As integrantes do Setor de Resíduos do INCQS/Fiocruz esclarecem que no Brasil estes valores, de acordo com a legislação atual, são designados pelo Ministério da Agricultura, Pecuária e Abastecimento (Mapa), avaliando a relevância agronômica; a Anvisa, voltada à saúde humana e o Instituto Brasileiro do Meio Ambiente e dos Recursos Naturais Renováveis (Ibama), cuidando da proteção ao meio ambiente. Com o PL 6299/2002, isso pode mudar e se concentrar no Mapa.
Em uma participação no Seminário do Grupo de Trabalho Técnico-Científico e Agroecológico Uerj (GT-TECA), em 2018, intitulado PL do Veneno: Uma conversa necessária à prevenção de doenças no Brasil, Lucia Helena Bastos já havia externado o seu receio em focar o processo de registro dos agrotóxicos apenas na relevância agronômica, excluindo os cuidados com a saúde (Anvisa) e com o meio ambiente (Ibama).
“Os dados obtidos nos programas de monitoramento do INCQS/Fiocruz já demonstram a necessidade de medidas educacionais e de vigilância no campo.
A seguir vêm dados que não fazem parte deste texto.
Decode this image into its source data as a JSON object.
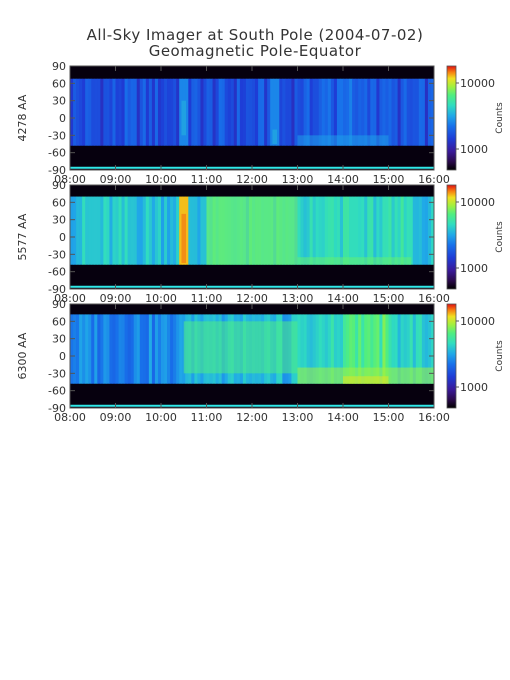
{
  "title": "All-Sky Imager at South Pole (2004-07-02)",
  "subtitle": "Geomagnetic Pole-Equator",
  "colors": {
    "text": "#333333",
    "axis": "#555555",
    "background": "#ffffff",
    "colormap": [
      "#000000",
      "#2a0a4a",
      "#3a1a9a",
      "#1e3cd6",
      "#1870ea",
      "#20a8e8",
      "#30dcc0",
      "#50ee80",
      "#a0f040",
      "#f0e020",
      "#f88010",
      "#e01010"
    ]
  },
  "chart_data": [
    {
      "type": "heatmap",
      "ylabel": "4278 AA",
      "x_ticks": [
        "08:00",
        "09:00",
        "10:00",
        "11:00",
        "12:00",
        "13:00",
        "14:00",
        "15:00",
        "16:00"
      ],
      "x_range": [
        "08:00",
        "16:00"
      ],
      "y_ticks": [
        90,
        60,
        30,
        0,
        -30,
        -60,
        -90
      ],
      "y_range": [
        -90,
        90
      ],
      "colorbar": {
        "label": "Counts",
        "ticks": [
          "10000",
          "1000"
        ],
        "scale": "log"
      },
      "valid_latitude_range": [
        -48,
        68
      ],
      "background_level": 0.3,
      "features": [
        {
          "time": "10:30",
          "lat_range": [
            -30,
            30
          ],
          "level": 0.4
        },
        {
          "time": "12:30",
          "lat_range": [
            -45,
            -20
          ],
          "level": 0.4
        },
        {
          "time_range": [
            "13:00",
            "15:00"
          ],
          "lat_range": [
            -48,
            -30
          ],
          "level": 0.36
        }
      ]
    },
    {
      "type": "heatmap",
      "ylabel": "5577 AA",
      "x_ticks": [
        "08:00",
        "09:00",
        "10:00",
        "11:00",
        "12:00",
        "13:00",
        "14:00",
        "15:00",
        "16:00"
      ],
      "x_range": [
        "08:00",
        "16:00"
      ],
      "y_ticks": [
        90,
        60,
        30,
        0,
        -30,
        -60,
        -90
      ],
      "y_range": [
        -90,
        90
      ],
      "colorbar": {
        "label": "Counts",
        "ticks": [
          "10000",
          "1000"
        ],
        "scale": "log"
      },
      "valid_latitude_range": [
        -48,
        70
      ],
      "background_level": 0.5,
      "features": [
        {
          "time": "10:30",
          "lat_range": [
            -45,
            40
          ],
          "level": 0.85
        },
        {
          "time_range": [
            "11:00",
            "13:00"
          ],
          "lat_range": [
            -48,
            70
          ],
          "level": 0.6
        },
        {
          "time_range": [
            "13:00",
            "15:30"
          ],
          "lat_range": [
            -48,
            -35
          ],
          "level": 0.58
        }
      ]
    },
    {
      "type": "heatmap",
      "ylabel": "6300 AA",
      "x_ticks": [
        "08:00",
        "09:00",
        "10:00",
        "11:00",
        "12:00",
        "13:00",
        "14:00",
        "15:00",
        "16:00"
      ],
      "x_range": [
        "08:00",
        "16:00"
      ],
      "y_ticks": [
        90,
        60,
        30,
        0,
        -30,
        -60,
        -90
      ],
      "y_range": [
        -90,
        90
      ],
      "colorbar": {
        "label": "Counts",
        "ticks": [
          "10000",
          "1000"
        ],
        "scale": "log"
      },
      "valid_latitude_range": [
        -48,
        72
      ],
      "background_level": 0.4,
      "features": [
        {
          "time_range": [
            "10:30",
            "13:00"
          ],
          "lat_range": [
            -30,
            60
          ],
          "level": 0.55
        },
        {
          "time_range": [
            "13:00",
            "16:00"
          ],
          "lat_range": [
            -48,
            -20
          ],
          "level": 0.65
        },
        {
          "time_range": [
            "14:00",
            "15:00"
          ],
          "lat_range": [
            -48,
            -35
          ],
          "level": 0.72
        }
      ]
    }
  ]
}
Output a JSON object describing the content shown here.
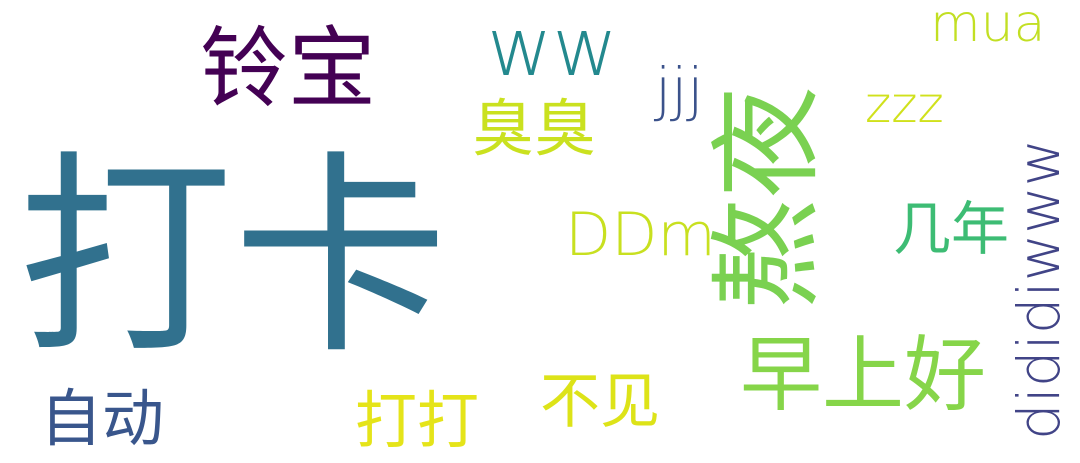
{
  "words": [
    {
      "text": "打卡",
      "color": "#31718e"
    },
    {
      "text": "熬夜",
      "color": "#7ad151"
    },
    {
      "text": "早上好",
      "color": "#86d549"
    },
    {
      "text": "铃宝",
      "color": "#440154"
    },
    {
      "text": "ww",
      "color": "#23898e"
    },
    {
      "text": "dididiwww",
      "color": "#414487"
    },
    {
      "text": "自动",
      "color": "#39568c"
    },
    {
      "text": "臭臭",
      "color": "#cae11f"
    },
    {
      "text": "DDm",
      "color": "#c8e020"
    },
    {
      "text": "打打",
      "color": "#e5e419"
    },
    {
      "text": "不见",
      "color": "#dde318"
    },
    {
      "text": "mua",
      "color": "#c2df23"
    },
    {
      "text": "几年",
      "color": "#3dbc74"
    },
    {
      "text": "jjj",
      "color": "#3b528b"
    },
    {
      "text": "zzz",
      "color": "#d0e11c"
    }
  ]
}
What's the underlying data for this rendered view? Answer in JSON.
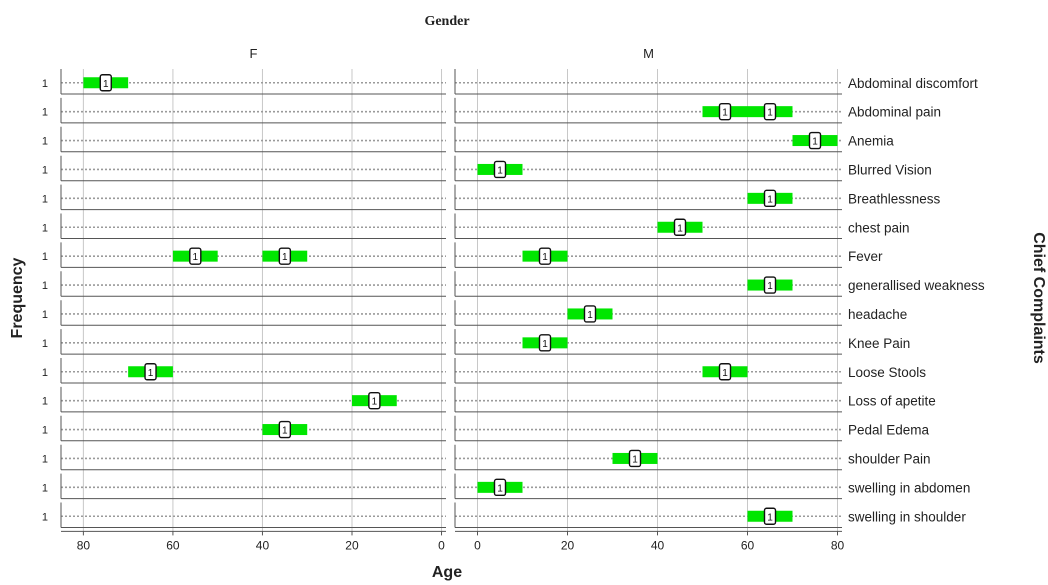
{
  "chart_data": {
    "type": "histogram-panel",
    "title": "Gender",
    "xlabel": "Age",
    "ylabel": "Frequency",
    "row_axis_title": "Chief Complaints",
    "panels": [
      {
        "name": "F",
        "xlim": [
          85,
          -1
        ],
        "reversed": true
      },
      {
        "name": "M",
        "xlim": [
          -5,
          81
        ],
        "reversed": false
      }
    ],
    "x_ticks": {
      "F": [
        "80",
        "60",
        "40",
        "20",
        "0"
      ],
      "M": [
        "0",
        "20",
        "40",
        "60",
        "80"
      ]
    },
    "x_tick_values": {
      "F": [
        80,
        60,
        40,
        20,
        0
      ],
      "M": [
        0,
        20,
        40,
        60,
        80
      ]
    },
    "bin_width": 10,
    "y_tick_label": "1",
    "count_label": "1",
    "rows": [
      {
        "label": "Abdominal discomfort",
        "F": [
          75
        ],
        "M": []
      },
      {
        "label": "Abdominal pain",
        "F": [],
        "M": [
          55,
          65
        ]
      },
      {
        "label": "Anemia",
        "F": [],
        "M": [
          75
        ]
      },
      {
        "label": "Blurred Vision",
        "F": [],
        "M": [
          5
        ]
      },
      {
        "label": "Breathlessness",
        "F": [],
        "M": [
          65
        ]
      },
      {
        "label": "chest pain",
        "F": [],
        "M": [
          45
        ]
      },
      {
        "label": "Fever",
        "F": [
          55,
          35
        ],
        "M": [
          15
        ]
      },
      {
        "label": "generallised weakness",
        "F": [],
        "M": [
          65
        ]
      },
      {
        "label": "headache",
        "F": [],
        "M": [
          25
        ]
      },
      {
        "label": "Knee Pain",
        "F": [],
        "M": [
          15
        ]
      },
      {
        "label": "Loose Stools",
        "F": [
          65
        ],
        "M": [
          55
        ]
      },
      {
        "label": "Loss of apetite",
        "F": [
          15
        ],
        "M": []
      },
      {
        "label": "Pedal Edema",
        "F": [
          35
        ],
        "M": []
      },
      {
        "label": "shoulder Pain",
        "F": [],
        "M": [
          35
        ]
      },
      {
        "label": "swelling in abdomen",
        "F": [],
        "M": [
          5
        ]
      },
      {
        "label": "swelling in shoulder",
        "F": [],
        "M": [
          65
        ]
      }
    ],
    "colors": {
      "bar": "#00e600",
      "grid_vertical": "#c8c8c8",
      "dotted_line": "#9a9a9a",
      "axis": "#555555",
      "text": "#222222"
    }
  }
}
Entretanto, com a nova proposta de legislação, os problemas podem ser ainda maiores, uma vez que concentra no Ministério da Agricultura, Pesca e Abastecimento [Mapa] a tomada de decisão sobre esses produtos, retirando atribuições de estados, municípios e dos ministérios da Saúde [MS] e do Meio-Ambiente [MMA]”, explicou.
Perguntadas sobre o que as pessoas precisam observar nos rótulos dos alimentos para a Ingestão Diária Aceitável de agrotóxicos, Lucia, Maria Helena e Angélica declaram: “As pessoas não têm como avaliar essa IDA em rótulos ou qualquer outra condição. O que a população pode e deve fazer é fortalecer a Anvisa no seu programa de monitoramento de agrotóxicos, observando os alimentos e fazendo denúncias. Além disso, pode valorizar a agricultura orgânica e preferir o consumo de produtos nas safras e com preços mais acessíveis”.